The Justice Department today joined Minnesota and New York in filing a federal lawsuit to stop UnitedHealth Group from acquiring Change Healthcare, alleging the proposed $13 billion transaction would harm competition in commercial health insurance markets and in the market for a vital technology used to process claims and reduce health care costs.  

“If America’s largest health insurer is permitted to acquire a major rival for critical health care claims technologies, it will undermine competition for health insurance and stifle innovation in the employer health insurance markets,” said Attorney General Merrick Garland. “The Justice Department is committed to challenging anticompetitive mergers, particularly those at the intersection of health care and data.”

In a statement, AHA General Counsel Melinda Hatton said, “The American Hospital Association commends the Department of Justice for its efforts to protect patients and providers, including hospitals and health systems, from United HealthGroup’s attempt to acquire Change Healthcare. The AHA urged DOJ’s Antitrust Division to conduct a thorough investigation of the proposed transaction because of its anticompetitive potential to ‘produce a massive consolidation of competitively sensitive health care data’ under UHG’s exclusive control.
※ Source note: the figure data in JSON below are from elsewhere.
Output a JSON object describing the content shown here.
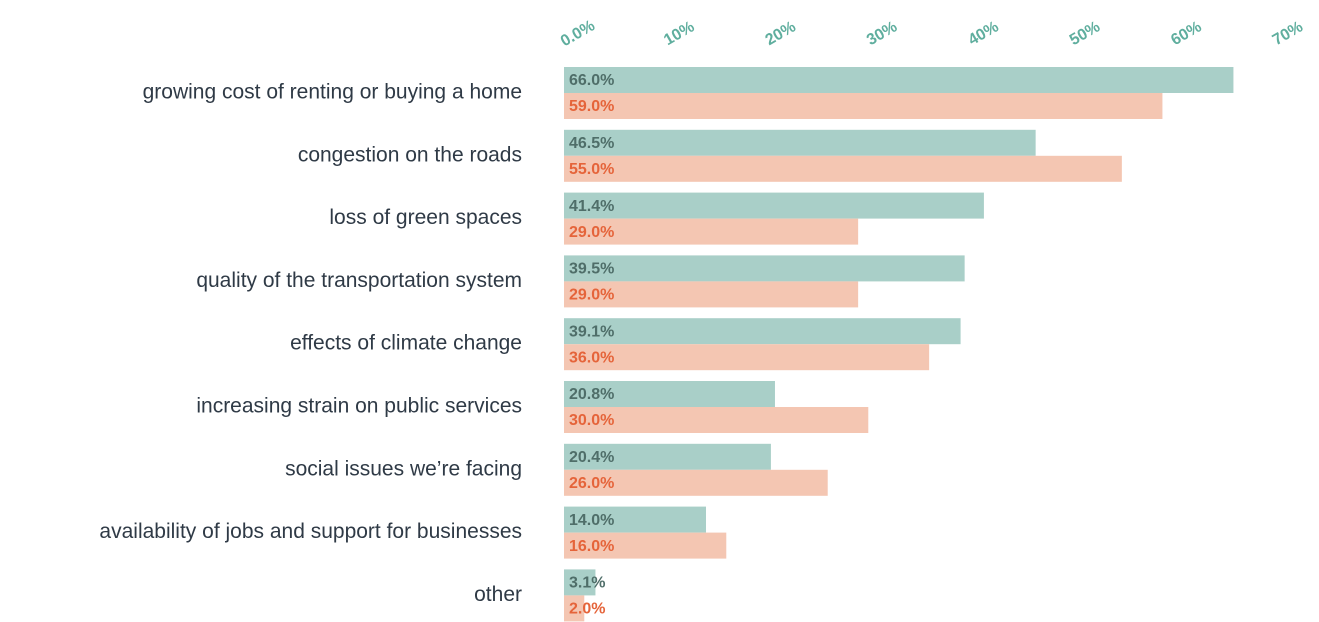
{
  "chart_data": {
    "type": "bar",
    "orientation": "horizontal",
    "categories": [
      "growing cost of renting or buying a home",
      "congestion on the roads",
      "loss of green spaces",
      "quality of the transportation system",
      "effects of climate change",
      "increasing strain on public services",
      "social issues we’re facing",
      "availability of jobs and support for businesses",
      "other"
    ],
    "series": [
      {
        "color": "#a9cfc8",
        "label_color": "#4f6e69",
        "values": [
          66.0,
          46.5,
          41.4,
          39.5,
          39.1,
          20.8,
          20.4,
          14.0,
          3.1
        ],
        "value_labels": [
          "66.0%",
          "46.5%",
          "41.4%",
          "39.5%",
          "39.1%",
          "20.8%",
          "20.4%",
          "14.0%",
          "3.1%"
        ]
      },
      {
        "color": "#f4c6b2",
        "label_color": "#e5643a",
        "values": [
          59.0,
          55.0,
          29.0,
          29.0,
          36.0,
          30.0,
          26.0,
          16.0,
          2.0
        ],
        "value_labels": [
          "59.0%",
          "55.0%",
          "29.0%",
          "29.0%",
          "36.0%",
          "30.0%",
          "26.0%",
          "16.0%",
          "2.0%"
        ]
      }
    ],
    "xlim": [
      0,
      70
    ],
    "xticks": [
      {
        "value": 0,
        "label": "0.0%"
      },
      {
        "value": 10,
        "label": "10%"
      },
      {
        "value": 20,
        "label": "20%"
      },
      {
        "value": 30,
        "label": "30%"
      },
      {
        "value": 40,
        "label": "40%"
      },
      {
        "value": 50,
        "label": "50%"
      },
      {
        "value": 60,
        "label": "60%"
      },
      {
        "value": 70,
        "label": "70%"
      }
    ],
    "grid": false
  }
}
We warned repeatedly ‘the combination of the parties data sets would impact (and likely distort) decisions about patient care and claims processing and denials to the detriment of consumers and health care providers ….’ Challenging this proposed combination was the right thing to do to prevent untold competitive harm for patients and health care providers. 
 
“Had DOJ allowed this transaction to move forward it would have permitted a massive concentration of sensitive health care data in the hands of a single, powerful owner with an inherent conflict of interest. There is every indication that it is Change Healthcare that constrains UHG’s largest subsidiary’s (Optum) ability to prejudice payment accuracy in favor of its own financial outcomes by means of increased patient payment denials and coverage restrictions. And, allowing Optum the opportunity to own and then manipulate Change’s proprietary evidence-based clinical support criteria (InterQual) also would have allowed UHG to build its corporate profits by increasing patient claim denials.”